Thursday 10 December 2015

Beatrice Rana, and Yuja Wang (again)

I investigated Beatrice Rana, a new Italian piano “star” (on a CD with Antonio Pappano and the Santa Cecilia Orchestra in Rome). She is presented by the Warner company as a keyboard tiger, with the orchestra well in the background. The background orchestra does not matter too much in Prokofiev's second piano concerto, which must rival Chopin's piano concertos as one of the least rewarding for an orchestral player. Listening to the Prokofiev second piano concerto, I realised I have never really taken to Prokofiev's music; slick, clever, fashionable but, a bit like Stravinsky, lacking that Russian “soul” one finds in Tchaikovsky, Rachmaninov or Shostakovich.

Like her ancient pianistic ancestor, Vladimir Horowitz, Ms Rana can certainly play the piano and, with the up-front Warner recording, we hear every demi-semiquaver she plays.

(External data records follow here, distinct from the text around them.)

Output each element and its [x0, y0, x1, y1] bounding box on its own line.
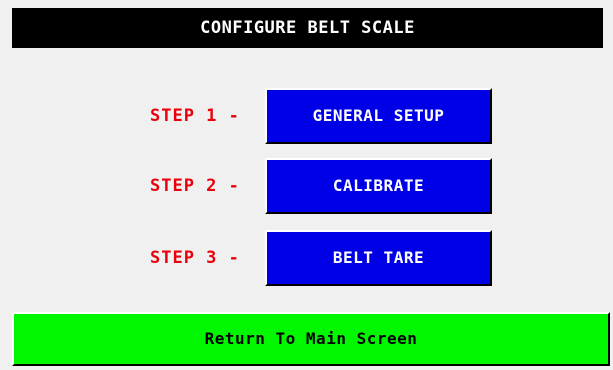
- general-setup-button[interactable]: GENERAL SETUP: [265, 88, 492, 144]
- step-2-label: STEP 2 -: [150, 176, 240, 196]
- belt-tare-button[interactable]: BELT TARE: [265, 230, 492, 286]
- step-row-2: STEP 2 - CALIBRATE: [0, 158, 613, 214]
- calibrate-button[interactable]: CALIBRATE: [265, 158, 492, 214]
- step-3-label: STEP 3 -: [150, 248, 240, 268]
- page-title: CONFIGURE BELT SCALE: [12, 8, 603, 48]
- configure-belt-scale-screen: CONFIGURE BELT SCALE STEP 1 - GENERAL SE…: [0, 0, 613, 370]
- step-1-label: STEP 1 -: [150, 106, 240, 126]
- step-row-1: STEP 1 - GENERAL SETUP: [0, 88, 613, 144]
- step-row-3: STEP 3 - BELT TARE: [0, 230, 613, 286]
- return-to-main-screen-button[interactable]: Return To Main Screen: [12, 312, 610, 366]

The orchestra is less fortunate and comes over, in so far as the recording engineers are concerned, as a necessary back-up group. There are four photos of the photogenic Ms Rana, and we are in the world of showbiz rather than serious music making. I followed Ms Rana's CD with Yuja Wang playing the Ravel piano concertos with the Zürich Tonhalle orchestra conducted by Lionel Bringuier. Ms Wang is also a star (at the moment, even bigger in the galaxy than Ms Rana) but, with Yuja, we are back in the land of music making rather than circus tricks. I am not a great fan of Ravel, nor of his piano concertos. However, I can recognise great performances when I hear them, and the constant dialogue between Yuja Wang and the Swiss orchestra is a welcome antidote to the “pianist plus one” recording by Beatrice Rana. It's not often that the sweeping Tchaikovskian melodies in his first piano concerto go for practically nothing; here they are just an interlude before Ms Rana thunders in again. The Italian recording engineers should be shown the door. And Ms Rana, incredible pianist though she may be, does not go on my “buy” list.

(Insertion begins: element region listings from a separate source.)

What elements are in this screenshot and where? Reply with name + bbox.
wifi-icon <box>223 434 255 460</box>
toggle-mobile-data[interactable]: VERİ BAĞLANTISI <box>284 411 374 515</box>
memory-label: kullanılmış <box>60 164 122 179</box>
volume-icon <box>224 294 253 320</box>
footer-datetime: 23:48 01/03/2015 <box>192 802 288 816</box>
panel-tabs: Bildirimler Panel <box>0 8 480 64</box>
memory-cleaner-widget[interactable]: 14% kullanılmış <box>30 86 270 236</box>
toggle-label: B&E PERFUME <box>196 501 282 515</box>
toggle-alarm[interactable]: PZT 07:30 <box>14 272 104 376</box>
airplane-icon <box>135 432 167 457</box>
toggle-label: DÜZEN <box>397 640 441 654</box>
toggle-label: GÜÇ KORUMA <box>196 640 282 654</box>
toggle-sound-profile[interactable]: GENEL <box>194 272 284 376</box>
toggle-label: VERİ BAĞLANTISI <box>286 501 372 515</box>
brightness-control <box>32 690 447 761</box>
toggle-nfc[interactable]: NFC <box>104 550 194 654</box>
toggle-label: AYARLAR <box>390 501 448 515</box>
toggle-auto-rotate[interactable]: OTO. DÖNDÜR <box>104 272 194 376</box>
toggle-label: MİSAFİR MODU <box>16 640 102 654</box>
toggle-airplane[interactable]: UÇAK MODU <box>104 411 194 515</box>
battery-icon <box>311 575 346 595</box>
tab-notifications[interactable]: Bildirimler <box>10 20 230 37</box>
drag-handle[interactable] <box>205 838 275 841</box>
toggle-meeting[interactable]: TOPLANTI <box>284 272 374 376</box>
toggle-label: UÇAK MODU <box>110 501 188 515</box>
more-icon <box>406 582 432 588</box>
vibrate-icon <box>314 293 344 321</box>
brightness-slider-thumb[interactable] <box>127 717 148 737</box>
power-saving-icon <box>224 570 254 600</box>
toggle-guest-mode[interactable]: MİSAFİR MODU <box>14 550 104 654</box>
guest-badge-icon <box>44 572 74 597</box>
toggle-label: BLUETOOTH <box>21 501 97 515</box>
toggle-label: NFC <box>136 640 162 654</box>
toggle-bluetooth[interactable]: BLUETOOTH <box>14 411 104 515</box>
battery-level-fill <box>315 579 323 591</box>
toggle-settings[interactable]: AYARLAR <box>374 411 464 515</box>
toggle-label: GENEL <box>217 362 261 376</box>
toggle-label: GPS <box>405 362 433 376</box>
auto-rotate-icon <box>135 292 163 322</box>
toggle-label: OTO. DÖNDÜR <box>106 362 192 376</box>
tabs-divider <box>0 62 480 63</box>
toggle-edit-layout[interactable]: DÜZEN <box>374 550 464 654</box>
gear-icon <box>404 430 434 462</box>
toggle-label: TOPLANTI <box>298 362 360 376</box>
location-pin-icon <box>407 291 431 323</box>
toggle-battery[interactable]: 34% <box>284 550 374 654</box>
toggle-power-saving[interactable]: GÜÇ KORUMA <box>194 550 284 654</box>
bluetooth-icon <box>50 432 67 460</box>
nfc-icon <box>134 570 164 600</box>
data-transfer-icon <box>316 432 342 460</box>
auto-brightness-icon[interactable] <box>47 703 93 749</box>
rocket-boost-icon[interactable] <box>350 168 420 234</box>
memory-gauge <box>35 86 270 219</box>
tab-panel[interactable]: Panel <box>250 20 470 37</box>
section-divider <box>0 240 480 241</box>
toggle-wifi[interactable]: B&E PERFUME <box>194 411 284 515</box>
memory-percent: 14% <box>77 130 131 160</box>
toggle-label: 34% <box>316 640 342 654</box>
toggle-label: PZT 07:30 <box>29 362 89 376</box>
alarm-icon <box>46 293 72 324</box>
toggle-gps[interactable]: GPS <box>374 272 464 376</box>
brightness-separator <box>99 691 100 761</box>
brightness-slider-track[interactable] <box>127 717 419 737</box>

The CD of Yuja Wang playing the two Ravel piano concertos is in a demonstration class of how piano and orchestra should play together in a piano concerto, and how they should be balanced (DG). Yuja's opening of the second movement of the Ravel G major concerto will melt any heart. I am afraid, however, that Beatrice Rana's CD of Prokofiev's second piano, coupled with Tchaikovsky's first, is a demonstration of how not to do it. Antonio Pappano will probably put this CD at the bottom of his bottom draw. I just hope that Warner does not follow this with a duo recording featuring Ms Rana and Andrea Bocelli. Or a duo recording with Ms Rana and Lang Lang.